Li Congcong, Gong Peng, Wang Jie, Zhu Zhiliang, Biging Gregory S, Yuan Cui, Hu Tengyun, Zhang Haiying, Wang Qi, Li Xuecao, Liu Xiaoxuan, Xu Yidi, Guo Jing, Liu Caixia, Hackman Kwame O, Zhang Meinan, Cheng Yuqi, Yu Le, Yang Jun, Huang Huabing, Clinton Nicholas
Ministry of Education Key Laboratory for Earth System Modeling, Department of Earth System Science, Tsinghua University, Beijing 100084, China; Department of Environmental Science, Policy and Management, University of California, Berkeley, CA 94720-3114, USA.
Ministry of Education Key Laboratory for Earth System Modeling, Department of Earth System Science, Tsinghua University, Beijing 100084, China; Joint Center for Global Change Studies, Beijing 100875, China.
Sci Bull (Beijing). 2017 Apr 15;62(7):508-515. doi: 10.1016/j.scib.2017.03.011. Epub 2017 Mar 14.

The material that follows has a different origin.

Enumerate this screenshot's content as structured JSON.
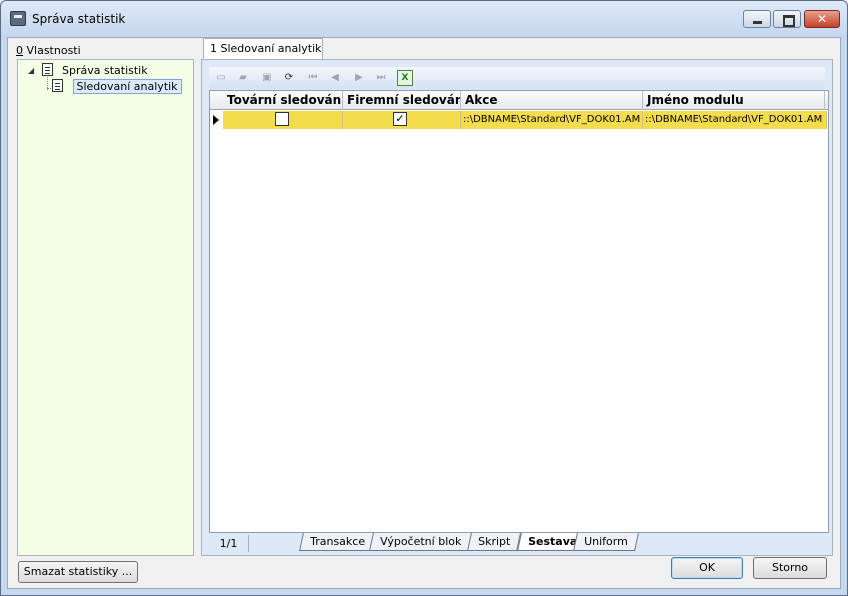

We report the world's first all-season training and validation sample sets for global land cover classification with Landsat-8 data. Prior to this, such samples were only available at a single date primarily from the growing season. It is unknown how much limitation such a single-date sample has to mapping global land cover in other seasons of the year. To answer this question, we selected available Landsat-8 images from four seasons and collected training and validation samples from them. We compared the performances of training samples in different seasons using Random Forest algorithm. We found that the use of training samples from any individual season would result in the best overall classification accuracy when validated by samples in the same season. The global overall accuracy from combined best seasonal results was 67.2% when classifying the 11 Level-1 classes in the Finer Resolution Observation and Monitoring of Global Land Cover (FROM-GLC) classification system. The use of training samples from all seasons (named all-season training sample set hereafter) produced an overall accuracy of 67.0%. We also tested classification within 10° latitude 60° longitude zones using all-season training subsample within each zone and obtained an overall accuracy of 70.2%. This indicates that properly grouped subsamples in space can help improve classification accuracies. All the results in this study seem to suggest that it is possible to use an all-season training sample set to reach global optimality with universal applicability in classifying images acquired at any time of a year for global land cover mapping.
我们报告了利用Landsat-8数据进行全球土地覆盖分类的全球首个全季节训练和验证样本集。在此之前,此类样本仅在主要来自生长季的单一日期可用。尚不清楚这样的单日期样本在绘制一年中其他季节的全球土地覆盖图时会有多大限制。为回答这个问题,我们从四个季节选择了可用的Landsat-8图像,并从中收集训练和验证样本。我们使用随机森林算法比较了不同季节训练样本的性能。我们发现,当用同一季节的样本进行验证时,使用任何单个季节的训练样本都会得到最佳的总体分类精度。在精细分辨率全球土地覆盖观测与监测(FROM-GLC)分类系统中对11个一级类别进行分类时,综合最佳季节结果的全球总体精度为67.2%。使用所有季节的训练样本(以下简称全季节训练样本集)的总体精度为67.0%。我们还使用每个区域内的全季节训练子样本对北纬10°东经60°区域内进行分类测试,获得了70.2%的总体精度。这表明在空间中正确分组的子样本有助于提高分类精度。本研究中的所有结果似乎都表明,有可能使用全季节训练样本集在对一年中任何时间获取的图像进行全球土地覆盖制图时达到具有普遍适用性的全球最优性。